Comment est venu le surnom L-Pacifico?
C’est un surnom ironique. Pendant mon enfance et mon adolescence je me bagarrais tout le temps. J’avais le sang chaud. Au début, on m’appelait, Pacific man, ensuite comme j’étais un fan de Oxmo Puccino(je le suis toujours), j’ai pris "L" pour le "El" de mon prénom puis "Pacifico" au lieu de pacifique pour avoir le petit côté latino à l’image de Oxmo Puccino. Et cela a donné L pacifico.

Comment vous êtes venu dans le mouvement  hip-hop?

J’ai toujours été un  fan de cette musique qu’est le rap et de la culture Hip Hop.  Professionnellement, j’ai commencé à jouer du rap dans les émissions radio que j’animais sur la station horizon FM de Bobo Dioulasso (Burkina Faso) depuis 1996. Puis j’ai commencé à rapper à partir de 1999. Dans ma pseudo carrière de rappeur, j’ai eu à participer entre autres: au titre "Sabatirarmix" de l’album NI Allah Sonamade Tata pound, au titre "Botchobaraba" de l’abum Surafin de Amkoullel D’autre part, j’ai été invité par plusieurs autres artistes du Mali et d’ailleurs à poser quelques rimes sur leurs morceaux. C’est le cas notamment de Penzi, des Crazy B de Kayes ou encore Dynamike et M.O.H de la Suisse et du collectif Farrawo etc. Toutefois, cet art pour lequel j’ai beaucoup d’amour et de respect n’a été et n’est toujours qu’un hobby pour moi. Enfin, la fréquentation de Toumani Sangaré (réalisateur du collectif KOURTRAJME) qui produisait des artistes hip hop et réalisait leurs clips, m’a permis de découvrir le hip hop sous un autre angle. Last but not the least, sachez que Amkoullel, une des figures emblématiques du hip hop malien, est mon cousin. Ceci explique donc ma proximité depuis très longtemps avec le mouvement. Et c’est d’ailleurs lui qui m’a présenté ABBA et la plupart des acteurs du hip hop quand j’étais plus jeune.

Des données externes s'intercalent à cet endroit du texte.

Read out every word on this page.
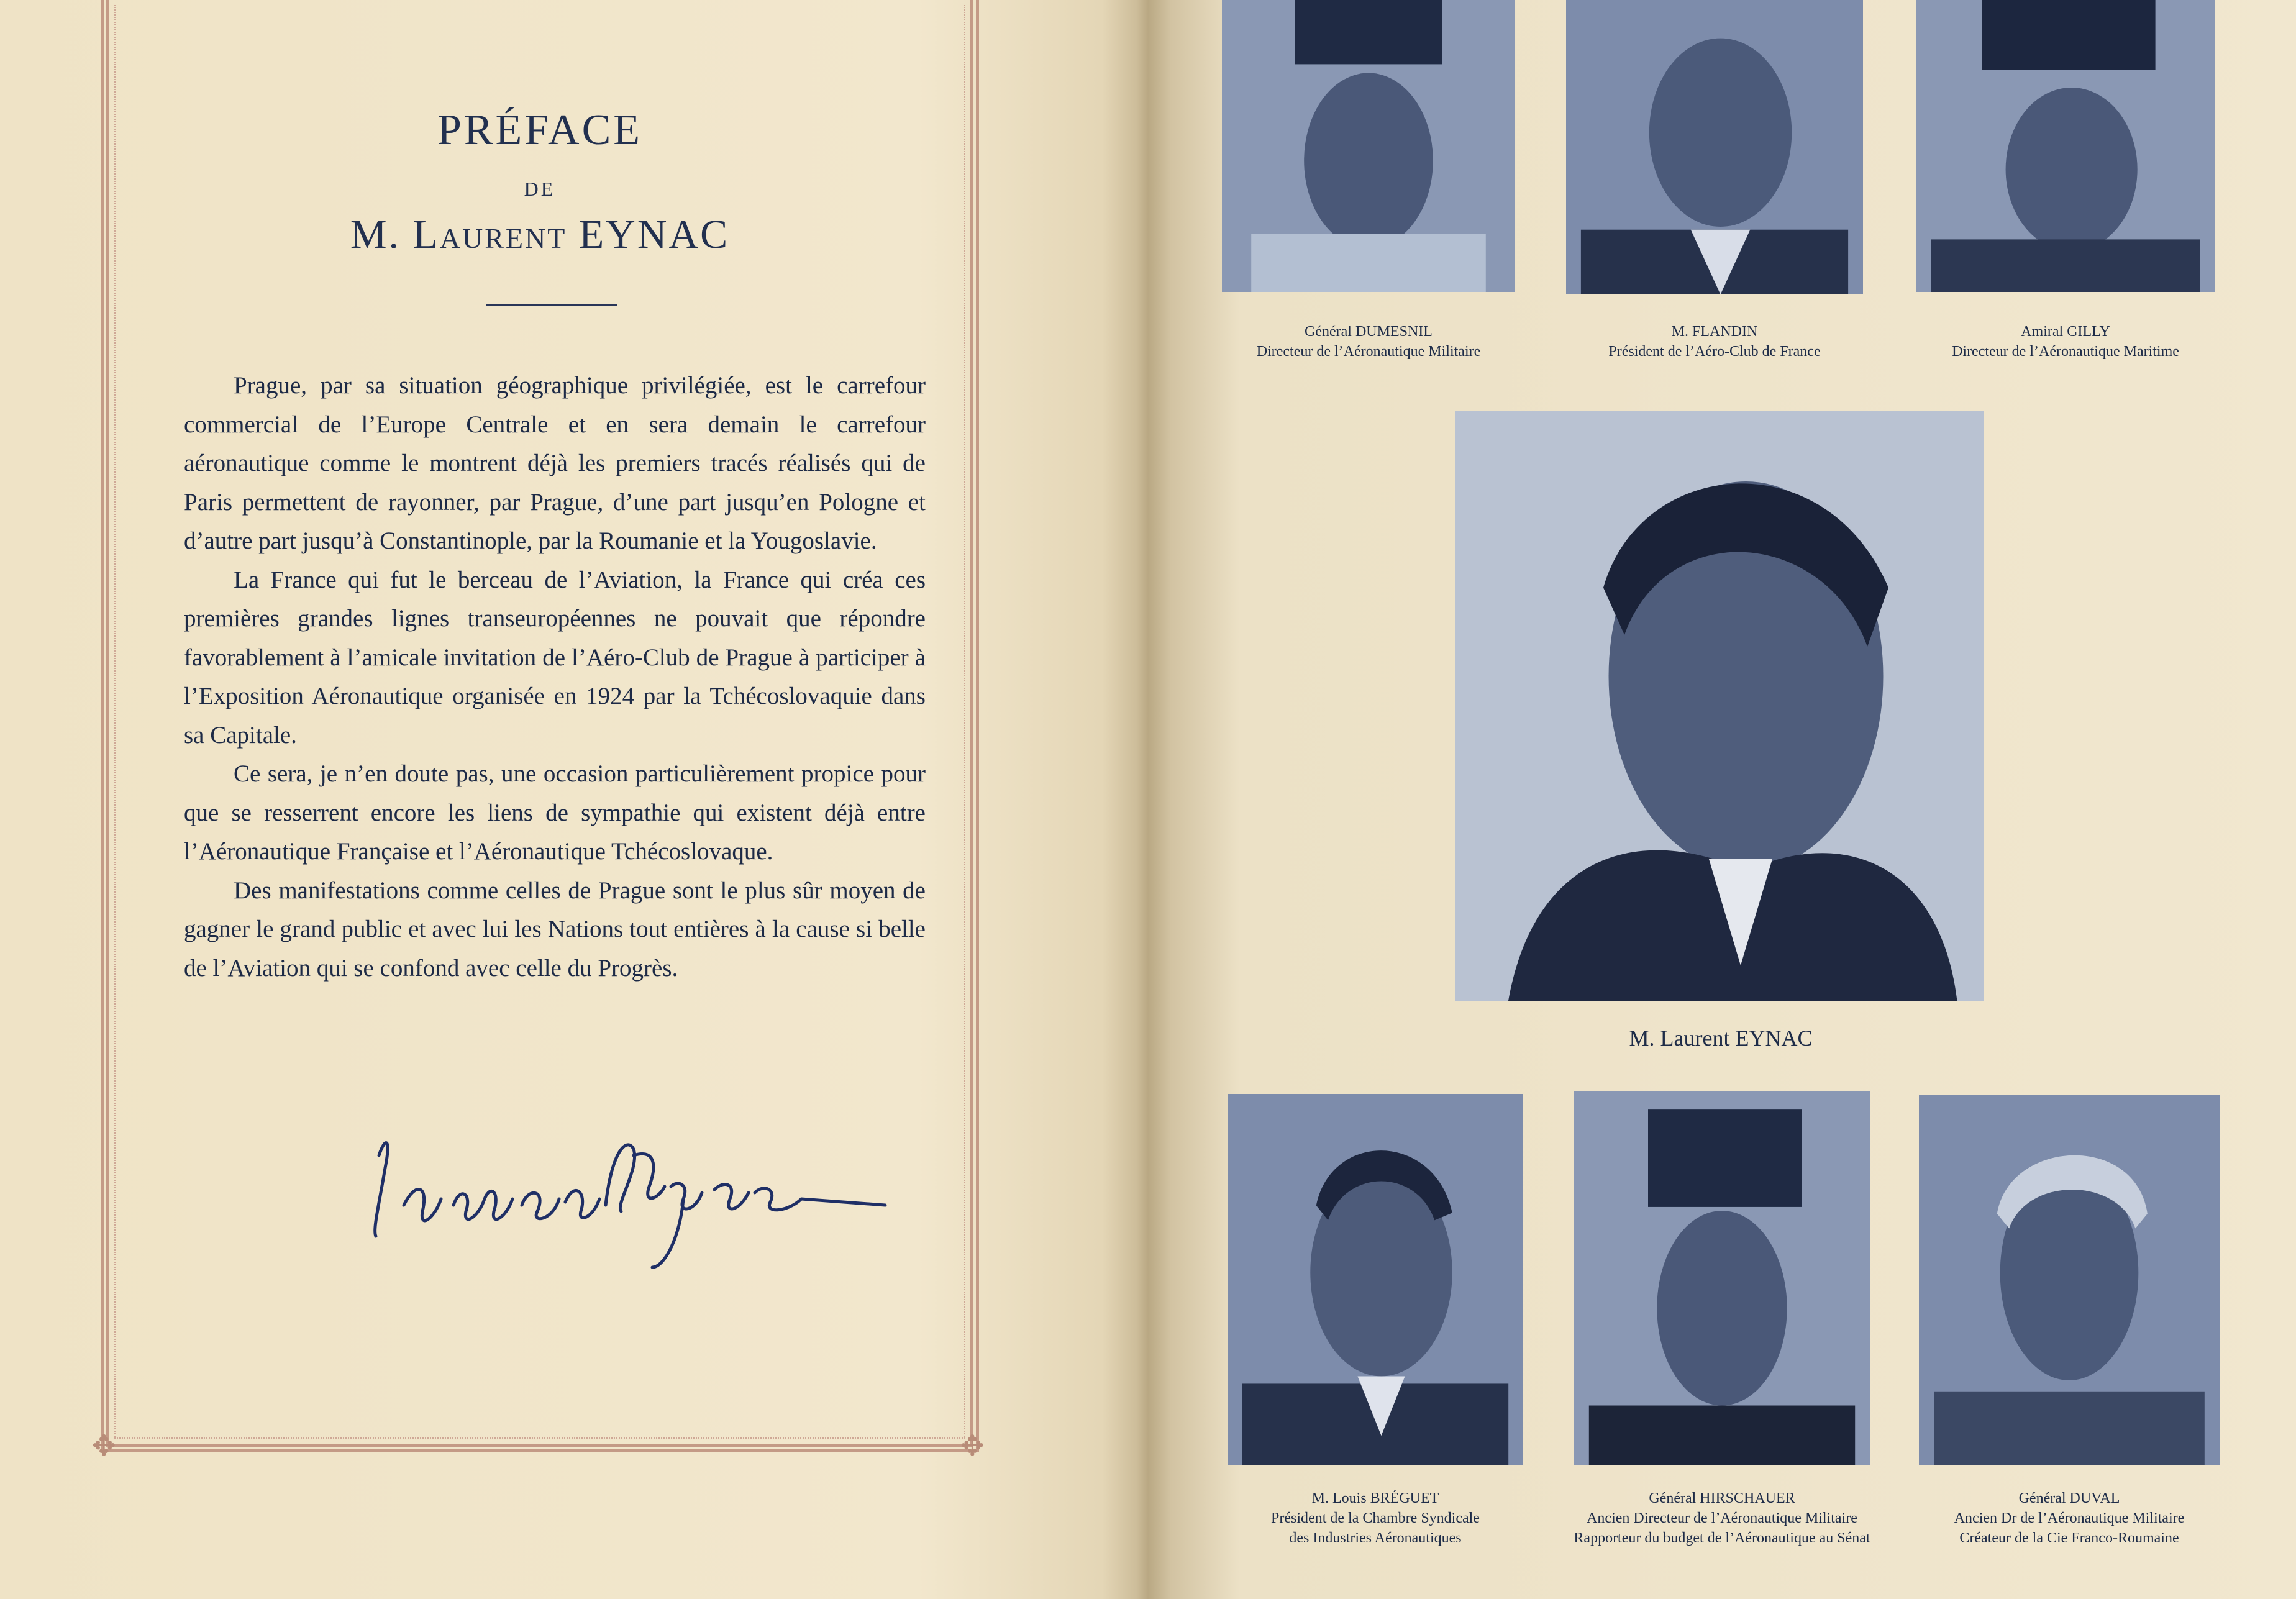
✥	✥
PRÉFACE
DE
M. Laurent EYNAC

Prague, par sa situation géographique privilégiée, est le carrefour commercial de l’Europe Centrale et en sera demain le carrefour aéronautique comme le montrent déjà les premiers tracés réalisés qui de Paris permettent de rayonner, par Prague, d’une part jusqu’en Pologne et d’autre part jusqu’à Constantinople, par la Roumanie et la Yougoslavie.

La France qui fut le berceau de l’Aviation, la France qui créa ces premières grandes lignes transeuropéennes ne pouvait que répondre favorablement à l’amicale invitation de l’Aéro-Club de Prague à participer à l’Exposition Aéronautique organisée en 1924 par la Tchécoslovaquie dans sa Capitale.

Ce sera, je n’en doute pas, une occasion particulièrement propice pour que se resserrent encore les liens de sympathie qui existent déjà entre l’Aéronautique Française et l’Aéronautique Tchécoslovaque.

Des manifestations comme celles de Prague sont le plus sûr moyen de gagner le grand public et avec lui les Nations tout entières à la cause si belle de l’Aviation qui se confond avec celle du Progrès.

Général DUMESNIL
Directeur de l’Aéronautique Militaire
M. FLANDIN
Président de l’Aéro-Club de France
Amiral GILLY
Directeur de l’Aéronautique Maritime
M. Laurent EYNAC
M. Louis BRÉGUET
Président de la Chambre Syndicale
des Industries Aéronautiques
Général HIRSCHAUER
Ancien Directeur de l’Aéronautique Militaire
Rapporteur du budget de l’Aéronautique au Sénat
Général DUVAL
Ancien Dr de l’Aéronautique Militaire
Créateur de la Cie Franco-Roumaine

Qu’est ce que vous faites avec les artistes, les animateurs et autres?
Aujourd’hui j’ai trois types de contacts avec les artistes : la programmation et la réalisation de G21: Je réceptionne et programme leurs clips, m’occupe de leurs actualités à travers des annonces dans G21 et la réalisation de reportages et clips. J’apporte aussi mon concours dans l’organisation d’événements culturels (concerts, rencontres, festivals).

Qui est Abba Samassekou pour vous ?
Mamani Abba Samassékou est un grand frère, un ami, un formateur et aujourd’hui un associé. Ca fait beaucoup, je sais mais il est très difficile pour moi de qualifier ce qui me lie à ce monsieur. Si on met de coté l’éducation que j’ai reçue de mes parents (Que Dieu les protège et les garde le plus longtemps possible près de moi et mes frères) et ma formation de base à l’école, je lui dois beaucoup. Je profite de cette occasion pour le remercier lui et toute sa famille qui, avec la mienne ne font plus qu’une. Je remercie Dieu d’avoir fait croiser nos chemins et je le prie de continuer à guider nos pas pour nos projets futurs. J’ai appris beaucoup avec lui, je continue toujours d’apprendre à ses cotés. C’est une personne riche humainement et très dense dans son domaine. Le hip hop malien et même le paysage culturel malien peuvent être fiers  de le compter parmi ses acteurs.

 Quel jugement portez-vous sur le mouvement hip hop ?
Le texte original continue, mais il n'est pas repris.